Peran orangtua Muslim dalam menjaga akidah generasi adalah:
Pertama, menjadikan rumah sebagai tempat dan sarana untuk membentuk dan mengembangkan kepribadian islami pada diri anak. Dengan itu anak mampu membentengi dirinya dari pengaruh-pengaruh buruk yang ada di sekitarnya.
Kedua, membangun relasi islami di antara anggota keluarga dan lingkungan sekitar dengan cara menerapkan syariah Islam dalam lingkup individu dan keluarga; juga bersama keluarga-keluarga lain bahu-membahu menciptakan suasana islami serta menegakkan amar makruf nahi mungkar di tengah-tengah keluarga dan lingkungan sekitar.
Ketiga, melakukan edukasi dini yang ditujukan untuk:
(1) menanamkan pokok-pokok akidah Islam pada diri anak hingga anak menjadikan akidah islamiyah sebagai tolok ukur tindakannya;
(2) memahamkan hukum-hukum syariah pada diri anak agar ia memahami pentingnya terikat dengan syariah Islam dalam seluruh amal perbuatannya;
(3) membangun militansi anak sehingga anak berani melakukan amar makruf nahi mungkar di tengah-tengah masyarakatnya serta mengubah semua hal yang bertentangan dengan syariah Islam.
Untuk itu agar setiap individu masyarakat berjalan di atas hukum-hukum Allah dan pencegahan terhadap setiap bentuk kemaksiatan bisa berjalan secara maksimal, negara mutlak harus turut campur.
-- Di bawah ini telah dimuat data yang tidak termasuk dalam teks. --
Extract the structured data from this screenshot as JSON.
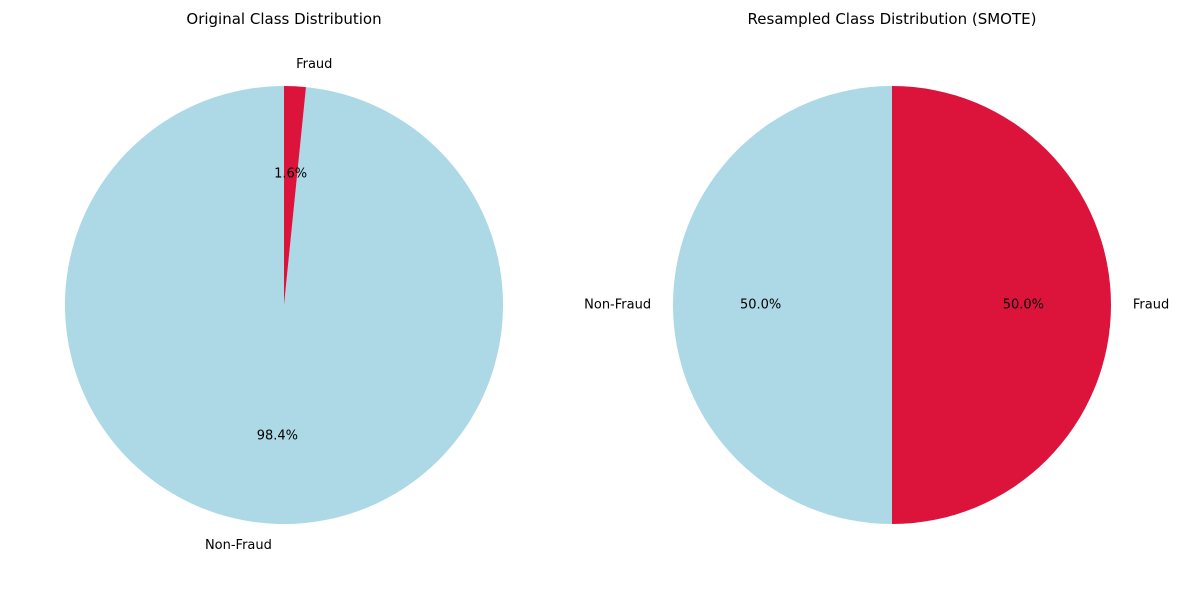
{
  "chart_data": [
    {
      "type": "pie",
      "title": "Original Class Distribution",
      "labels": [
        "Non-Fraud",
        "Fraud"
      ],
      "values": [
        98.4,
        1.6
      ],
      "pct_labels": [
        "98.4%",
        "1.6%"
      ],
      "colors": [
        "#add8e6",
        "#dc143c"
      ],
      "start_angle": 90,
      "direction": "counterclockwise"
    },
    {
      "type": "pie",
      "title": "Resampled Class Distribution (SMOTE)",
      "labels": [
        "Non-Fraud",
        "Fraud"
      ],
      "values": [
        50.0,
        50.0
      ],
      "pct_labels": [
        "50.0%",
        "50.0%"
      ],
      "colors": [
        "#add8e6",
        "#dc143c"
      ],
      "start_angle": 90,
      "direction": "counterclockwise"
    }
  ]
}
Pasalnya, kemampuan individu atau sekelompok individu dalam menegakkan yang makruf dan mencegah kemungkaran amatlah terbatas. Bahkan dalam batas-batas tertentu, individu dan masyarakat tidak mampu melenyapkan semua kemaksiatan yang ada di tengah-tengah masyarakat.
Islam telah menetapkan negara sebagai institusi yang bertanggung jawab sepenuhnya dalam menjaga akidah umat, melaksanakan hukum-hukum syariah dan menyebarkan Islam ke seluruh penjuru dunia. Ketentuan ini didasarkan pada sabda Nabi saw.:
اَلإِمَامُ رَاعٍ وَمَسْئُولٌ عَنْ رَعِيَّتِهِ
Pemimpin itu adalah pengurus rakyat dan ia bertanggung jawab atas pengurusan rakyatnya (HR al-Bukhari).
Tugas pengurusan rakyat tidak akan sempurna jika pemimpin negara tidak ikut campur dalam mengelola dan mengatur urusan-urusan rakyat, termasuk di dalamnya urusan menjaga akidah umat. Campur tangan negara dalam melindungi akidah umat adalah mutlak demi menjaga individu dan masyarakat secara keseluruhan. Dan ini hanya bisa terwujud ketika sebuah negara melaksanakan penuh syari’at Islam secata kaffah. Karena dengannyalah akidah umat secara keseluruhan mampu terjaga.